Sim, eu sei que o título parece tabuada ou resultado de jogo de futebol. Mas a ninguém escapa hoje do que falamos quando mencionamos 6 x 1. A deputada Erika Hilton apresentou o projeto de emenda constitucional que pretende acabar com a escala de apenas um dia de folga por semana. A emenda prevê a escala de 4 dias de trabalho e 3 de descanso por semana. Contrariamente ao que se possa supor, a iniciativa conseguiu o apoio parcial de não poucos representantes do empresariado.
Num país com menos de 30% de cidadãos que trabalham com carteira assinada,1 tal mudança legal atingiria apenas essa minoria da população. A grande maioria das e dos trabalhadores registrados tem uma escala de 5 dias de trabalho semanais contra 2 de descanso. Há algumas atividades, como o comércio, que a emenda pode impactar mais. E já há empresários que esperam negociar a redução do salário proporcionalmente à redução dos dias de trabalho.
O que é verdade é que o que os sociólogos chamam de “mobilidade social descendente” entrou em queda livre com a flexibilização das relações trabalhistas. E que mesmo aqueles que têm trabalho registrado buscam formas de complementar seus ganhos por meio de bicos. Além do mais, como acontece com os docentes, o trabalho invade o assim chamado “tempo livre” e o “tempo de descanso” com a preparação de aulas e correção de avaliações. Lembre-se aqui que as mulheres trabalham 7 x 0, mesmo que parte desses 7 dias sejam empregados em trabalho não pago.
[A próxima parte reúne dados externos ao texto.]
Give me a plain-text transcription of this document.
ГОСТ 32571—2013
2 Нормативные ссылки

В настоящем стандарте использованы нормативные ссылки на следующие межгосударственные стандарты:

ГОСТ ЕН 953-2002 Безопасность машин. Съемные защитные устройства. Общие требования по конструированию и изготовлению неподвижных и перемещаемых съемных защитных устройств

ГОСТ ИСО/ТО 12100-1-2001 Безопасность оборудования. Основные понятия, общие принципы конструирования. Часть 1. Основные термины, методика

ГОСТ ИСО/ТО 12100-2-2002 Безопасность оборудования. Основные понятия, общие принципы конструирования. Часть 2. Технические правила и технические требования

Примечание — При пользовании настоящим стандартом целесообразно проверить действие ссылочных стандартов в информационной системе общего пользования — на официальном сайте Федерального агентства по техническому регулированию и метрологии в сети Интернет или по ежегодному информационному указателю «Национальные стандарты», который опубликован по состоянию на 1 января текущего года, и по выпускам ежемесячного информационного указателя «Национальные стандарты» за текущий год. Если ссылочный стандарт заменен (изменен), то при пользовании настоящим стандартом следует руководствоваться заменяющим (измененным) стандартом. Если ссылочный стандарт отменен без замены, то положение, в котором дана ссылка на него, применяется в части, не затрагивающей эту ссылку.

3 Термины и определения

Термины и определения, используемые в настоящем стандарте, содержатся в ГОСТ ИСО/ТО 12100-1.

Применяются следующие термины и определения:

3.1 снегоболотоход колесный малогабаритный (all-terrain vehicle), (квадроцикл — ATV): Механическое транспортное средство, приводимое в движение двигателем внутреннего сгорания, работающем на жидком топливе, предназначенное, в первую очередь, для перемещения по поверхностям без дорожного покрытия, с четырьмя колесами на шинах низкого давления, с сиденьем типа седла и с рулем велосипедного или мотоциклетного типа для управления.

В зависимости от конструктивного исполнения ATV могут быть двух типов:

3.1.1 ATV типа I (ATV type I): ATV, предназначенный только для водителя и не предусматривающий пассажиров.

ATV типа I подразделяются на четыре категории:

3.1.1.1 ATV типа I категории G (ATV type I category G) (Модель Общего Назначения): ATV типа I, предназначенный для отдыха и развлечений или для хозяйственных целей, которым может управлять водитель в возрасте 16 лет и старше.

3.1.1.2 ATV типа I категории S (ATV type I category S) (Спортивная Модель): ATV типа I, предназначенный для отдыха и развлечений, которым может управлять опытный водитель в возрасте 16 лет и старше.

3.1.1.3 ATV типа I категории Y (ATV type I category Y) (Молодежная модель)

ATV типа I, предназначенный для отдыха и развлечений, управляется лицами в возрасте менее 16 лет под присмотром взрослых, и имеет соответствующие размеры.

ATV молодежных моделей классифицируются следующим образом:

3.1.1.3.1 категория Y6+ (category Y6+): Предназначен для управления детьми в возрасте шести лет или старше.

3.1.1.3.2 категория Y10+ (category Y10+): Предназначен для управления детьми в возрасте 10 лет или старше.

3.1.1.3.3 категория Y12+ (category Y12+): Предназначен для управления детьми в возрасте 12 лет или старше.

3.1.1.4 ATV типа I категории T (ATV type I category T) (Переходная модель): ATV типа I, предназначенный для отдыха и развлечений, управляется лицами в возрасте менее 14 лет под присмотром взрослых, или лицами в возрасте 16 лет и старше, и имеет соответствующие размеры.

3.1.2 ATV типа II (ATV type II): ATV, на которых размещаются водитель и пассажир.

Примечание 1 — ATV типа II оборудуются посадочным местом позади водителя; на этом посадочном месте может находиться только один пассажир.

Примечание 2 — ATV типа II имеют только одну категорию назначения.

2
Num tempo no qual se restabelecem formas de exploração como a escravidão por dívidas, e se criam novos modos de contratação como o trabalho “hora zero”2, o trabalho intermitente, terceirizado, quarteirizado e por aplicativos, dificilmente a redução legal da escala de trabalho provocaria uma mudança radical nas condições de vida. Se o congresso aprovar uma escala de 3 dias de folga semanal, quem renunciará a preencher esses dias com trabalho complementar? Estou me referindo, claro, a trabalho alienado. Com salários comprimidos por um lado e o bombardeio de estímulos ao consumo por outro, dificilmente as e os trabalhadores o fariam. Nesse contexto, uma medida legal de redução da escala de trabalho semanal dissolveria o salário mínimo tal como o conhecemos. O capital já não suporta sequer o sonho de Estado de bem-estar.
O debate, porém, para além dos interesses dos políticos e empresários envolvidos nas deliberações parlamentares, nos põe, perigosamente para os empresários, a olhar nossa vida à luz de um relâmpago, a encarar alguma coisa que normalmente pomos sob um cone de sombra: em que “gastamos” nosso precioso tempo, nossa vida finita. Que seria de nós se pudéssemos decidir o que fazer com nosso tempo “extra” sem o constrangimento dos baixos salários? Renunciaríamos a essa espécie de morte que é a venda de nossa força de trabalho em troca de dinheiro para fazer girar a roda do comércio? Teríamos o atrevimento de tal gesto de liberdade? Perguntas feito bichinhos furando com insistência nossa cabeça. E se…
Referências
- Informação oral de Márcio Pochmann, em abril de 2016, quando era presidente do Instituto de Pesquisa Econômica Aplicada.